On 16 December 2025, a venue kindly made available by an NGO partner of APSES in Bucharest hosted a key moment of dialogue and reflection: a focus group dedicated to the European project EmplArt, bringing together diverse stakeholders to share perspectives on the integration of people from vulnerable groups into the labour market.
Coordinated by Vertigo APS in collaboration with partners in Romania (APSES) and France (Esprit Éducatif), the EmplArt project aims to use art-based non-formal education to develop essential transversal competencies, such as communication, creativity, self-confidence and problem-solving. The ultimate goal is to enhance the employability of 120 vulnerable adults by February 2027.
A Dialogue Between Diverse Perspectives
The meeting brought together key actors from across sectors, generating a rich exchange between institutions with complementary roles. Participants included representatives of the Romanian Parliament, the Ministry of European Funds and Public Investments, the Local Council of Râmnicu Vâlcea, an international NGO with extensive experience in social inclusion, a technical and vocational college, a job matching platform, and a company that actively employs people from vulnerable groups, including Ukrainian refugees.
The Central Themes of the Discussion
Throughout the open conversation, participants addressed several key themes, bringing to light essential insights:
- Benefits and challenges: It emerged clearly that hiring people from vulnerable groups is not merely an act of social responsibility, but brings concrete benefits in terms of diversity and organisational enrichment. At the same time, significant challenges remain – particularly language and bureaucratic barriers for Ukrainian refugees, as well as the difficulty of recognising foreign qualifications within the Romanian legal framework.
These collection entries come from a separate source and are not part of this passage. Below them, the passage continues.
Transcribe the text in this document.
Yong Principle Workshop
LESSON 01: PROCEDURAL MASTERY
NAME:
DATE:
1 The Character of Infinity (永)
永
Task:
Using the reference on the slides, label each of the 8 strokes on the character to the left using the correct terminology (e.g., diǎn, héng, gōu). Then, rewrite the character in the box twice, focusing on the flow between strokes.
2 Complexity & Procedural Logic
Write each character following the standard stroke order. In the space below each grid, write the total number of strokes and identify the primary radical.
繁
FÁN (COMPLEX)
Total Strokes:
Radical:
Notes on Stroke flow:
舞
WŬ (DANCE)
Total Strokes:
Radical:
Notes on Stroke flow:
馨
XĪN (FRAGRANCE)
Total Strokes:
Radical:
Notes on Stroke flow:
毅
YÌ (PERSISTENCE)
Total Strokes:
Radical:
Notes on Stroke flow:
- Support and competencies: Employers highlighted the need for financial incentives, mentoring programmes and targeted training to make integration sustainable over the long term. Among the competencies most consistently requested for successful labour market integration were adaptability, teamwork and digital literacy – precisely the skills that art- and theatre-based non-formal education is well positioned to develop in an experiential and engaging way.
- Examples of success: The sharing of concrete stories of successful integration – from industry, vocational education and the NGO sector – demonstrated that, with the right support, barriers can be turned into opportunities for growth, both for individuals and for organisations.
Looking Ahead: The Value of Listening
This focus group represents the “heart” of the EmplArt research phase in Romania. The contributions gathered in Bucharest will not remain isolated – they will directly shape the development of two fundamental tools: the Competency Framework (defining the priority skills for the labour market) and the EmplArt Handbook, a training kit for educators working with vulnerable adults.
As underlined throughout the meeting, EmplArt does not aspire to be a project “imposed from above”, but a journey built with the community and for the community – one in which art becomes the universal language for breaking down the barriers of the labour market.